BY Declan Walsh
The bodies surface quietly, like corks bobbing up in the dark. They come in twos and threes, a few times a week, dumped on desolate mountains or empty city roads, bearing the scars of great cruelty. Arms and legs are snapped; faces are bruised and swollen. Flesh is sliced with knives or punctured with drills; genitals are singed with electric prods. In some cases the bodies are unrecognisable, sprinkled with lime or chewed by wild animals. All have a gunshot wound in the head.
This gruesome parade of corpses has been surfacing in Balochistan, Pakistan’s largest province, since last July. Several human rights groups, including Amnesty International, have accounted for more than 100 bodies – lawyers, students, taxi drivers, farm workers. Most have been tortured. The last three were discovered on Sunday.
If you have not heard of this epic killing spree, though, don’t worry: neither have most Pakistanis. Newspaper reports from Balochistan are buried quietly on the inside pages, cloaked in euphemisms or, quite often, not published at all.
The forces of law and order also seem to be curiously indifferent to the plight of the dead men. Not a single person has been arrested or prosecuted; in fact, police investigators openly admit they are not even looking for anyone. The stunning lack of interest in Pakistan’s greatest murder mystery in decades becomes more understandable, however, when it emerges that the prime suspect is not some shady gang of sadistic serial killers, but the country’s powerful military and its unaccountable intelligence men.
This is Pakistan’s dirty little war. While foreign attention is focused on the Taliban, a deadly secondary conflict is bubbling in Balochistan, a sprawling, mineral-rich province along the western borders with Afghanistan and Iran. On one side is a scrappy coalition of guerrillas fighting for independence from Pakistan; on the other is a powerful army that seeks to quash their insurgency with maximum prejudice. The revolt, which has been rumbling for more than six years, is spiced by foreign interests and intrigues – US spy bases, Chinese business, vast underground reserves of copper, oil and gold.
And in recent months it has grown dramatically worse. At the airport in Quetta, the provincial capital, a brusque man in a cheap suit marches up to my taxi with a rattle of questions. “Who is this? What’s he doing here? Where is he staying?” he asks the driver, jerking a thumb towards me. Scribbling the answers, he waves us on. “Intelligence,” says the driver.
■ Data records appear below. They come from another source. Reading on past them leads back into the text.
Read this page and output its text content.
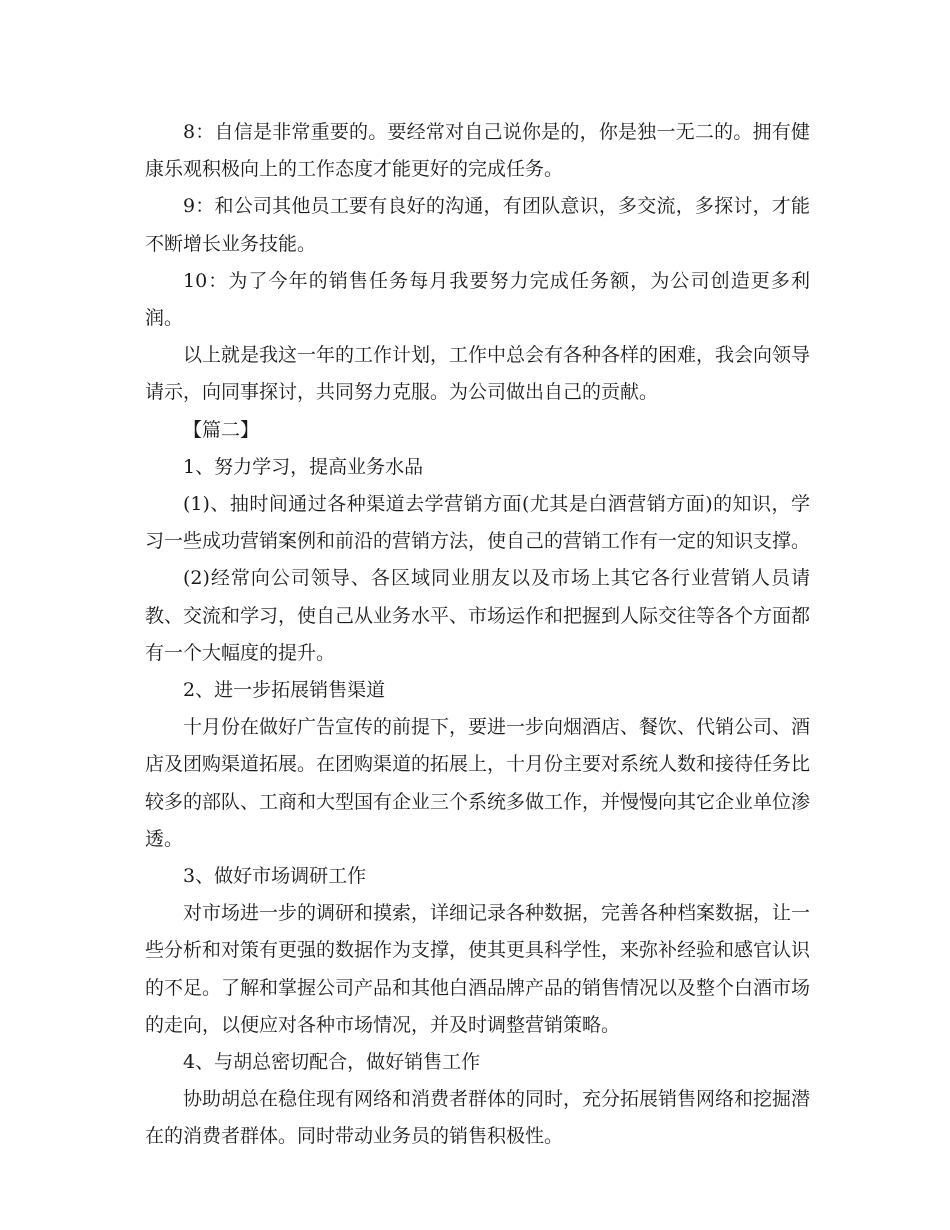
8：自信是非常重要的。要经常对自己说你是的，你是独一无二的。拥有健康乐观积极向上的工作态度才能更好的完成任务。

9：和公司其他员工要有良好的沟通，有团队意识，多交流，多探讨，才能不断增长业务技能。

10：为了今年的销售任务每月我要努力完成任务额，为公司创造更多利润。

以上就是我这一年的工作计划，工作中总会有各种各样的困难，我会向领导请示，向同事探讨，共同努力克服。为公司做出自己的贡献。

【篇二】

1、努力学习，提高业务水品

(1)、抽时间通过各种渠道去学营销方面(尤其是白酒营销方面)的知识，学习一些成功营销案例和前沿的营销方法，使自己的营销工作有一定的知识支撑。

(2)经常向公司领导、各区域同业朋友以及市场上其它各行业营销人员请教、交流和学习，使自己从业务水平、市场运作和把握到人际交往等各个方面都有一个大幅度的提升。

2、进一步拓展销售渠道

十月份在做好广告宣传的前提下，要进一步向烟酒店、餐饮、代销公司、酒店及团购渠道拓展。在团购渠道的拓展上，十月份主要对系统人数和接待任务比较多的部队、工商和大型国有企业三个系统多做工作，并慢慢向其它企业单位渗透。

3、做好市场调研工作

对市场进一步的调研和摸索，详细记录各种数据，完善各种档案数据，让一些分析和对策有更强的数据作为支撑，使其更具科学性，来弥补经验和感官认识的不足。了解和掌握公司产品和其他白酒品牌产品的销售情况以及整个白酒市场的走向，以便应对各种市场情况，并及时调整营销策略。

4、与胡总密切配合，做好销售工作

协助胡总在稳住现有网络和消费者群体的同时，充分拓展销售网络和挖掘潜在的消费者群体。同时带动业务员的销售积极性。
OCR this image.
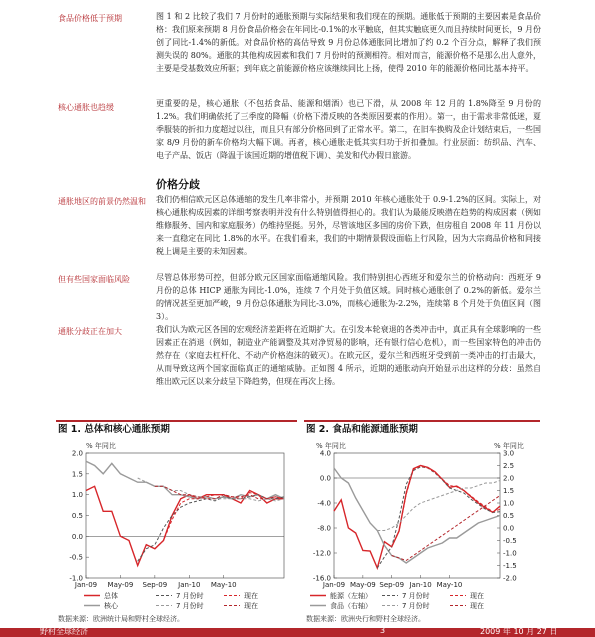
食品价格低于预期	图 1 和 2 比较了我们 7 月份时的通胀预期与实际结果和我们现在的预期。通胀低于预期的主要因素是食品价格：我们原来预期 8 月份食品价格会在年同比-0.1%的水平触底，但其实触底更久而且持续时间更长，9 月份创了同比-1.4%的新低。对食品价格的高估导致 9 月份总体通胀同比增加了约 0.2 个百分点，解释了我们预测失误的 80%。通胀的其他构成因素和我们 7 月份时的预测相符。相对而言，能源价格不是那么出人意外，主要是受基数效应所驱；到年底之前能源价格应该继续同比上扬，使得 2010 年的能源价格同比基本持平。
核心通胀也趋缓	更重要的是，核心通胀（不包括食品、能源和烟酒）也已下滑，从 2008 年 12 月的 1.8%降至 9 月份的 1.2%。我们明确依托了三季度的降幅（价格下滑反映的各类原因要素的作用）。第一，由于需求非常低迷，夏季服装的折扣力度超过以往，而且只有部分价格回到了正常水平。第二，在旧车换购及企计划结束后，一些国家 8/9 月份的新车价格均大幅下调。再者，核心通胀走低其实归功于折扣叠加。行业层面：纺织品、汽车、电子产品、饭店（降温于该国近期的增值税下调）、美发和代办假日旅游。
价格分歧
通胀地区的前景仍然温和	我们仍相信欧元区总体通缩的发生几率非常小，并预期 2010 年核心通胀处于 0.9-1.2%的区间。实际上，对核心通胀构成因素的详细考察表明并没有什么特别值得担心的。我们认为最能反映潜在趋势的构成因素（例如维修服务、国内和家庭服务）仍维持坚挺。另外，尽管该地区多国的房价下跌，但房租自 2008 年 11 月份以来一直稳定在同比 1.8%的水平。在我们看来，我们的中期情景假设面临上行风险，因为大宗商品价格和同接税上调是主要的未知因素。
但有些国家面临风险	尽管总体形势可控，但部分欧元区国家面临通缩风险。我们特别担心西班牙和爱尔兰的价格动向：西班牙 9 月份的总体 HICP 通胀为同比-1.0%，连续 7 个月处于负值区域。同时核心通胀创了 0.2%的新低。爱尔兰的情况甚至更加严峻，9 月份总体通胀为同比-3.0%，而核心通胀为-2.2%，连续第 8 个月处于负值区间（图 3）。
通胀分歧正在加大	我们认为欧元区各国的宏观经济差距将在近期扩大。在引发本轮衰退的各类冲击中，真正具有全球影响的一些因素正在消退（例如，制造业产能调整及其对净贸易的影响，还有银行信心危机），而一些国家特色的冲击仍然存在（家庭去杠杆化、不动产价格泡沫的破灭）。在欧元区，爱尔兰和西班牙受到前一类冲击的打击最大，从而导致这两个国家面临真正的通缩威胁。正如图 4 所示，近期的通胀动向开始显示出这样的分歧：虽然自维出欧元区以来分歧呈下降趋势，但现在再次上扬。
图 1. 总体和核心通胀预期
% 年同比
-1.0
-0.5
0.0
0.5
1.0
1.5
2.0
Jan-09 May-09 Sep-09 Jan-10 May-10
总体	7 月份时	现在
核心	7 月份时	现在
数据来源：欧洲统计局和野村全球经济。
图 2. 食品和能源通胀预期
% 年同比	% 年同比
-16.0
-12.0
-8.0
-4.0
0.0
4.0
-2.0
-1.5
-1.0
-0.5
0.0
0.5
1.0
1.5
2.0
2.5
3.0
Jan-09 May-09 Sep-09 Jan-10 May-10
能源（左轴）	7 月份时	现在
食品（右轴）	7 月份时	现在
数据来源：欧洲央行和野村全球经济。
野村全球经济	3	2009 年 10 月 27 日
The city itself is tense, ringed by jagged, snow-dusted hills and crowded with military checkposts manned by the Frontier Corps (FC), a paramilitary force in charge of security. Schools have recently raised their walls; sand-filled Hesco barricades, like the ones used in Kabul and Baghdad, surround the FC headquarters. In a restaurant the waiter apologises: tandoori meat is off the menu because the nationalists blew up the city’s gas pipeline a day earlier. The gas company had plugged the hole that morning, he explains, but then the rebels blew it up again.